Ist es ein Kreuz mit den Kreuzfahrern?
(Dominik Troger)

Die Wiener Staatsoper hat die französische Fassung von Verdis „Lombarden“ 1995 exhumiert, jetzt folgte ein neuerlicher Wiederbelebungsversuch.

Dem Ruf der Pariser Oper konnte sich auch Verdi – trotz enormen Zeitdrucks – nicht verschließen. Diesem Umstand verdankt die Nachwelt Verdis „Jerusalem“. Das Werk erblickte 1847 das „Licht der Opernwelt“. Der Meister hatte sich dazu seiner 1843 uraufgeführten „Lombarden“ bedient, und sie zu einer französischen Oper mutiert. Die Handlung wurde frankophil, die Instrumentation den höheren Fertigkeiten des Pariser Opernorchesters angepasst und Teile wurden neu komponiert. Ob das schon eine „ganz neue Oper“ ausmacht, das kann ich nicht beurteilten, darüber streitet die Forschung. Die Wiener Staatsoper war jedenfalls schon dieser Meinung und präsentierte 1995 die französische Originalfassung von „Jerusalem“ als österreichische Erstaufführung.

Diese Premiere fand am 10.12.1995 statt. Eliane Coelho sang die Hélène, José Carreras den Gaston, Samuel Ramey den Roger. Zubin Metha stand am Pult. Mein lapidarer Eindruck damals: „Verdi für Verdiforscher“. Ich habe dann noch eine Aufführung im Juni 1996 gesehen, mit derselben Besetzung – vorzüglich um nostalgischen Gefühlen in Sachen Carreras nachzuhängen. (Bei der Premiere hatte er sich als indisponiert ansagen lassen.) Ansonsten ist mir wenig bis nichts von diesen beiden Aufführungen in Erinnerung geblieben.

Insoferne erlebte ich „Jerusalem“ jetzt noch einmal „neu“, ohne dadurch aber zu einer grundsätzlichen Revision meiner Einschätzung dieses Werkes gelangt zu sein. „Jerusalem“ ist im selben Jahr uraufgeführt worden wie „Macbeth“ (1847) und manche Stellen klingen wie „gedragdropt“. Mit dem „Macbeth“ kann es „Jerusalem“ aber bei weitem nicht aufnehmen, auch nicht mit so manch anderer frühen Verdi-Oper.

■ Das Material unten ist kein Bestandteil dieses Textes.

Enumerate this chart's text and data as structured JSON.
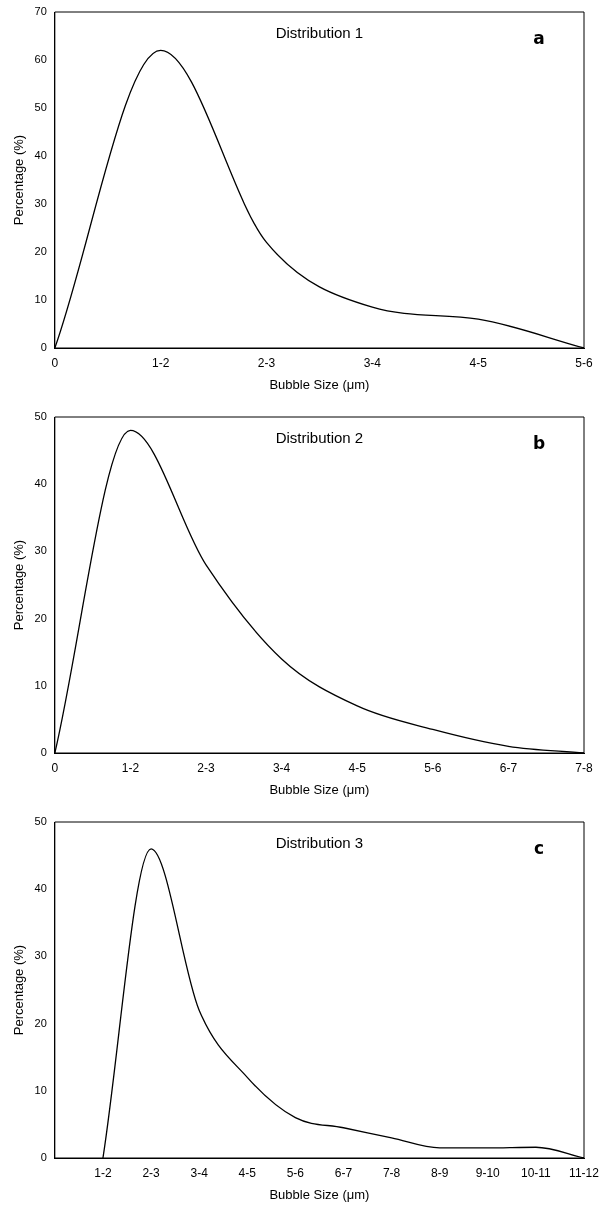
{
  "chart_data": [
    {
      "type": "line",
      "categories": [
        "0",
        "1-2",
        "2-3",
        "3-4",
        "4-5",
        "5-6"
      ],
      "series": [
        {
          "color": "#000000",
          "values": [
            0,
            62,
            22,
            8.5,
            6,
            0
          ]
        }
      ],
      "xlabel": "Bubble Size (μm)",
      "ylabel": "Percentage (%)",
      "ylim": [
        0,
        70
      ],
      "yticks": [
        0,
        10,
        20,
        30,
        40,
        50,
        60,
        70
      ],
      "annotations": [
        "Distribution 1",
        "a"
      ],
      "grid": false,
      "legend": false,
      "marker": "none",
      "line_style": "solid"
    },
    {
      "type": "line",
      "categories": [
        "0",
        "1-2",
        "2-3",
        "3-4",
        "4-5",
        "5-6",
        "6-7",
        "7-8"
      ],
      "series": [
        {
          "color": "#000000",
          "values": [
            0,
            48,
            28,
            14,
            7,
            3.5,
            1,
            0
          ]
        }
      ],
      "xlabel": "Bubble Size (μm)",
      "ylabel": "Percentage (%)",
      "ylim": [
        0,
        50
      ],
      "yticks": [
        0,
        10,
        20,
        30,
        40,
        50
      ],
      "annotations": [
        "Distribution 2",
        "b"
      ],
      "grid": false,
      "legend": false,
      "marker": "none",
      "line_style": "solid"
    },
    {
      "type": "line",
      "categories": [
        null,
        "1-2",
        "2-3",
        "3-4",
        "4-5",
        "5-6",
        "6-7",
        "7-8",
        "8-9",
        "9-10",
        "10-11",
        "11-12"
      ],
      "series": [
        {
          "color": "#000000",
          "values": [
            null,
            0,
            46,
            22,
            12,
            6,
            4.5,
            3,
            1.5,
            1.5,
            1.6,
            0
          ]
        }
      ],
      "xlabel": "Bubble Size (μm)",
      "ylabel": "Percentage (%)",
      "ylim": [
        0,
        50
      ],
      "yticks": [
        0,
        10,
        20,
        30,
        40,
        50
      ],
      "annotations": [
        "Distribution 3",
        "c"
      ],
      "grid": false,
      "legend": false,
      "marker": "none",
      "line_style": "solid"
    }
  ]
}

Vor diesem Hintergrund scheint eine szenische Umsetzung von „Jerusalem“ als purer Luxus. Immerhin hat man sich dazu entschlossen, es noch einmal auf die Bühne zu stellen – musikalisch ein wenig aufpoliert. (Im Spielplan der nächsten Saison scheint „Jerusalem“ schon wieder nicht mehr auf.)

Dieser wenig Renommee versprechenden, aber nichtsdestotrotz schwierigen Aufgabe, stellten sich Eliane Coelho (Hélène), Keith Ikaia-Purdy (Gaston), Ferruccio Furlanetto (Roger) sowie eine ganze Reihe an Ensemblemitgliedern der Staatsoper. Dirigent Reynald Giovaninetti brachte stellenweise die typisch rhythmische Akzentuierung des jungen Verdi gut zur Geltung, auch so manche Besonderheit in der Instrumentierung. Eine durchgehend „zündende“ Aufführung ergab sich deshalb aber noch lange nicht (was in Anbetracht des Werkes auch schwierig erscheint).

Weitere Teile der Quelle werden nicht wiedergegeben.